Monday, November 13, 2006

Yield Estimation and Quality Evaluation of Sweet Potato Using Spectral Reflectance.

Muneharu Sato, Etsuji Ishiguro, Daitaro Ishikawa, and Shin-ichi Sekioka. Kagoshima Univ, 1-21-24 Kohrimoto, Kagoshima, Japan

Many studies suggest that measuring spectral reflectance is useful to evaluate above-ground biomasses and qualities of standing plants. Few, if any, attempts to use spectral reflectance to estimate the growth conditions of creeping plants, however, have been done. In this study, therefore, the practical use of spectral reflectance data was investigated in the field of agriculture especially for sweet potato (Ipomoea batatas Lam. cv. kogane-sengan), which is one of the economically important crops in Kagoshima, Japan. It is well known that the total leaf area of a plant reflects its growth condition since the area affects its photosynthetic rate. In this study, the total leaf areas of sweet potato plants and their root yields were observed periodically during the cultivation period. But before digging up and destroying the samples, the spectral properties of their canopies were measured with a handheld spectroradiometer (400nm to 1000nm at 3 nm interval, IFOV with 3 degrees), and their numbers of leaves were counted nondestructively.
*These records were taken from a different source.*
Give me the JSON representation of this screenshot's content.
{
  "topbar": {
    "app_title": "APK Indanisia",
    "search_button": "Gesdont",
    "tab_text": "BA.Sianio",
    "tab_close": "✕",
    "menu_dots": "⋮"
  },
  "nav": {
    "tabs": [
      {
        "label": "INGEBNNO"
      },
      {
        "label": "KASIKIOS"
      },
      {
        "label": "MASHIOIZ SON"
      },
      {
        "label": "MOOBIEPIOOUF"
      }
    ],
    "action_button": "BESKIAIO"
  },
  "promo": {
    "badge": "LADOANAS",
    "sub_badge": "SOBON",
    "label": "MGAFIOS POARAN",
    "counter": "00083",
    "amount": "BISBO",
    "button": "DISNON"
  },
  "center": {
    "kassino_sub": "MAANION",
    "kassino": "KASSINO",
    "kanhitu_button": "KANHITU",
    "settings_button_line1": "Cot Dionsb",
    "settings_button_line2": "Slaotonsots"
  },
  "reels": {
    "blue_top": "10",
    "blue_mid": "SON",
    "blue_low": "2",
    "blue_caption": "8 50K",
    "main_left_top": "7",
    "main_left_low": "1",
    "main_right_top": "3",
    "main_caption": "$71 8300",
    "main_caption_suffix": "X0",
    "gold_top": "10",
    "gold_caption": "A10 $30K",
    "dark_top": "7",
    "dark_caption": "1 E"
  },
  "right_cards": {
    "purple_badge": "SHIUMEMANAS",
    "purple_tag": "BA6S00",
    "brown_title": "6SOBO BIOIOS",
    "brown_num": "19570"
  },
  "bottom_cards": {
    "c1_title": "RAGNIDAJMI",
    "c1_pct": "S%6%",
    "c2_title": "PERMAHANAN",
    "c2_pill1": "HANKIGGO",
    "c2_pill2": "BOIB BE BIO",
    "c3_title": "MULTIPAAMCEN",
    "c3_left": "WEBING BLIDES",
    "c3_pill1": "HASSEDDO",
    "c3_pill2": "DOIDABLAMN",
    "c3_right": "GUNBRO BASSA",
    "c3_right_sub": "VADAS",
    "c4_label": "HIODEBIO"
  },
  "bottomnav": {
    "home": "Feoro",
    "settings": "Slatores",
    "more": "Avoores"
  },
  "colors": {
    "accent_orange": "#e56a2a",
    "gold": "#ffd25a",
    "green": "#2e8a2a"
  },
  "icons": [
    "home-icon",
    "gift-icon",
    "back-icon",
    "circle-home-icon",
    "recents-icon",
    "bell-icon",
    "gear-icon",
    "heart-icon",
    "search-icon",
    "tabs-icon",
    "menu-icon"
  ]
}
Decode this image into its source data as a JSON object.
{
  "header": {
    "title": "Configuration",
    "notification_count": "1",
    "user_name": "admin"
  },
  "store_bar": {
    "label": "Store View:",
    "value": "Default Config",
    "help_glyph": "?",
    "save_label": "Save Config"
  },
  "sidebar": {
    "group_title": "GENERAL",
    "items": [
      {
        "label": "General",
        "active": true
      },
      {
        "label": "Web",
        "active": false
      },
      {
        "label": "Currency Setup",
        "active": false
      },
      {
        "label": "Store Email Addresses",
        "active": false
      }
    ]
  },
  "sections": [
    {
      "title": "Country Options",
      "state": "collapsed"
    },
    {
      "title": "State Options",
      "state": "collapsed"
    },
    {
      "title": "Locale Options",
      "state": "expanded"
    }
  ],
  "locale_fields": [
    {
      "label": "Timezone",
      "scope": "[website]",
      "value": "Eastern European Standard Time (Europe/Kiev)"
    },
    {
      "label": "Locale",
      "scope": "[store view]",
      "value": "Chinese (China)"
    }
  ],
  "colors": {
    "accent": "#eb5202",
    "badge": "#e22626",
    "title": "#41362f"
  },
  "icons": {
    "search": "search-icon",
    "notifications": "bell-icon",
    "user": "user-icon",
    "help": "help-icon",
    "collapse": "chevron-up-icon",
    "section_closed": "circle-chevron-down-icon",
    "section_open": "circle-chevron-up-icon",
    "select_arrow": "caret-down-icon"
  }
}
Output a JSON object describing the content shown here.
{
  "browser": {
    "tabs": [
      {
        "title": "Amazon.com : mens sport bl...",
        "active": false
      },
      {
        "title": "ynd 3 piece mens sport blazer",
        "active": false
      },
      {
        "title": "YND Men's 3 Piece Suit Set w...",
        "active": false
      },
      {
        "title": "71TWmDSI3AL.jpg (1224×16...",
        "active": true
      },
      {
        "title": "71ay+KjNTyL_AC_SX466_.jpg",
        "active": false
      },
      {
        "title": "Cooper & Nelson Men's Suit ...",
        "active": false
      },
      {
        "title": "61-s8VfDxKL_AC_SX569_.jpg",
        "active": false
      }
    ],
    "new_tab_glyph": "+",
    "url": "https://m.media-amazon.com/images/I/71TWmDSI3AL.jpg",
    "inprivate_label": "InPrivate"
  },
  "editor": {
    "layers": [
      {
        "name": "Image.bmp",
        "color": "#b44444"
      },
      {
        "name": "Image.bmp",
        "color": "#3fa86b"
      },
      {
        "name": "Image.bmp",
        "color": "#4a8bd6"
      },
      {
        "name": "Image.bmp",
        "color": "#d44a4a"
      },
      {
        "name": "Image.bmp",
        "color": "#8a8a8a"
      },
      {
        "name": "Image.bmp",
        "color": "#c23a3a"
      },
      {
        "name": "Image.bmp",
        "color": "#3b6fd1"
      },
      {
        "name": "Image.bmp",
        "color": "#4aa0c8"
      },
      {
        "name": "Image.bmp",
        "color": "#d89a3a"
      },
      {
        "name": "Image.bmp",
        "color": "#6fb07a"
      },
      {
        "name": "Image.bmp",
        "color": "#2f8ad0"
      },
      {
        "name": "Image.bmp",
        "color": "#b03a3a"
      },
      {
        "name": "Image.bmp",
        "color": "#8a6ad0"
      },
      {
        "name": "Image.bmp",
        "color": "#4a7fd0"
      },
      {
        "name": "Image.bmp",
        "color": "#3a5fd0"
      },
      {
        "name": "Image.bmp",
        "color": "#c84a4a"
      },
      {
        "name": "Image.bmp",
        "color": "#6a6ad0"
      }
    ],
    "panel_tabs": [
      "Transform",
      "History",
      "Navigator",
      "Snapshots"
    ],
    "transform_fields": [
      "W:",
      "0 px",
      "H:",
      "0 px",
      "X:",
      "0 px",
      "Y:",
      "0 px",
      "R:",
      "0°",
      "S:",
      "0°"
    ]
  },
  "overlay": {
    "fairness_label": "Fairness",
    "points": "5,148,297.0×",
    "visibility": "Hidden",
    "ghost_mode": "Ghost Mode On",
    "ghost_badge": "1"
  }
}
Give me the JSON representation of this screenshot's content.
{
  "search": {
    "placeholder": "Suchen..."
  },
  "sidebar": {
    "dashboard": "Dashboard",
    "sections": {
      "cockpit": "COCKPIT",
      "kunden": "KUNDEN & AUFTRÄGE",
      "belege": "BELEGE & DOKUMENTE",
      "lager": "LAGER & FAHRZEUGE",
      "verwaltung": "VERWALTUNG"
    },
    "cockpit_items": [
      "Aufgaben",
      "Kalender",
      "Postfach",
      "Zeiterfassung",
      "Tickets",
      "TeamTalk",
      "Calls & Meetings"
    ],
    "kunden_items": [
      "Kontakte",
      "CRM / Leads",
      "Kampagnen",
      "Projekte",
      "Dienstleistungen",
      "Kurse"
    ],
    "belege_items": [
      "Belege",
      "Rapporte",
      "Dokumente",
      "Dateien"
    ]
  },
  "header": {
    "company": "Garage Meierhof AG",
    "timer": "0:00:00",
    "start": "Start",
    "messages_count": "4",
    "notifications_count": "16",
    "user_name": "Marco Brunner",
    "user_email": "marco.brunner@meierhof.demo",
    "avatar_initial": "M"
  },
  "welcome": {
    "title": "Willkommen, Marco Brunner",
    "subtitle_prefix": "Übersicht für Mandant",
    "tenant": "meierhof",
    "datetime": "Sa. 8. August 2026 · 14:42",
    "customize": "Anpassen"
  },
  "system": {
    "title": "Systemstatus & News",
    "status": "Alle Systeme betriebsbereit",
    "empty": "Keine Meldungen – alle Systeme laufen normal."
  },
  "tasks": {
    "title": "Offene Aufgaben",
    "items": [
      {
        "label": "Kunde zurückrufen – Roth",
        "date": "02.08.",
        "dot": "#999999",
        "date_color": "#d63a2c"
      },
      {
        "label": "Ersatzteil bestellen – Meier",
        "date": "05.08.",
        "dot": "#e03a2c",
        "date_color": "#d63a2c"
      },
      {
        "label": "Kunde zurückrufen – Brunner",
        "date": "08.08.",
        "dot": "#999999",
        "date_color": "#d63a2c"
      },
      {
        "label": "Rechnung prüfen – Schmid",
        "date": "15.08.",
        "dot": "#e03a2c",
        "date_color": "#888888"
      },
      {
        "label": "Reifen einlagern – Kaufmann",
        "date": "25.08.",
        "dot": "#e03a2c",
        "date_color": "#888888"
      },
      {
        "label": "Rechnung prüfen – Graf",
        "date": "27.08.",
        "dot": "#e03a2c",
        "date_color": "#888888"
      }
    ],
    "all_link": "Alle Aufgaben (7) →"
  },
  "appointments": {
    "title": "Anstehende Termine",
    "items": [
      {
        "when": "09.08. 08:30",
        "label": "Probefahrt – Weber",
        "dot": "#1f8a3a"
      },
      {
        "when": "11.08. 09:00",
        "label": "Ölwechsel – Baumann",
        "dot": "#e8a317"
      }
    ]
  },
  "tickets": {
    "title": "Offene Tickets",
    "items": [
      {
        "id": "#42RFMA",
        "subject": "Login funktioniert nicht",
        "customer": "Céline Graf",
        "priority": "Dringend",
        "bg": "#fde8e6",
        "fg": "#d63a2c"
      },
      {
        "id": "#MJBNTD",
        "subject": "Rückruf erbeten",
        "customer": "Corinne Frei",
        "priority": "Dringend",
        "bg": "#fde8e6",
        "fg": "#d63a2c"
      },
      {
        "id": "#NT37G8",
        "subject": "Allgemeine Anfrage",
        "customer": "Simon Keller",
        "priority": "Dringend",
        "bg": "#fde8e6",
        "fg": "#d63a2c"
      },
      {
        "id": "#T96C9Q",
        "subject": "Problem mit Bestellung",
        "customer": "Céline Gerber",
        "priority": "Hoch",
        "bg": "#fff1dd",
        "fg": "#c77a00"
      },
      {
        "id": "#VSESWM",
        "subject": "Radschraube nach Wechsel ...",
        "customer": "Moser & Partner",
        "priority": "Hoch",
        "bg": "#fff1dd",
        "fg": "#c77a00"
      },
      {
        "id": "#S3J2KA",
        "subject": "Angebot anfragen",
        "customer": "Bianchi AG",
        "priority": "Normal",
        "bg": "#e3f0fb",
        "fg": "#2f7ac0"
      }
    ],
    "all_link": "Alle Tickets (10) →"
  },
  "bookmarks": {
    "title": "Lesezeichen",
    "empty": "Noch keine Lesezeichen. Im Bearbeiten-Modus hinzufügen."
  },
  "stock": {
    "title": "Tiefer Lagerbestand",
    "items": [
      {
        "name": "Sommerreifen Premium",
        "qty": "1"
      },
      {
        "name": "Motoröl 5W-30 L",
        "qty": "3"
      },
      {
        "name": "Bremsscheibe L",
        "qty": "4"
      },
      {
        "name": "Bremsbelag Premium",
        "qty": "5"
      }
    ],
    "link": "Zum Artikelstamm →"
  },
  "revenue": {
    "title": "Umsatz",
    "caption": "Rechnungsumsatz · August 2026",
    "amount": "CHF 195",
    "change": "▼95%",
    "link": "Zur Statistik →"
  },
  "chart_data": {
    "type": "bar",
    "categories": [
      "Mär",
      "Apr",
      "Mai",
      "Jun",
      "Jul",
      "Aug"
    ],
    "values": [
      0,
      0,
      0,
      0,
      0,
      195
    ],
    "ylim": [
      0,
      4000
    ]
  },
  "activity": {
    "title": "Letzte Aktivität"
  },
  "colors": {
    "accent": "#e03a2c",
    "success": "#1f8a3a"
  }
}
These spectral curves were differentiated with respect to wavelength on the first and the second orders so that inflection points representing peaks and bottoms were found on the curves. Then the relationships among the wavelength corresponding to each peak, total leaf area, and root yields were analyzed. Normalized differential index with the reflectances of 520 nm and 710 nm, ND520,710 = (R520|R710) /(R520+R710) showed the close relation with total leaf area, the amount of yield, and nitrogen content of leaves, too. This result demonstrates the potentiality of the use of spectral reflectance signatures for estimating the yield of sweet potato before harvest.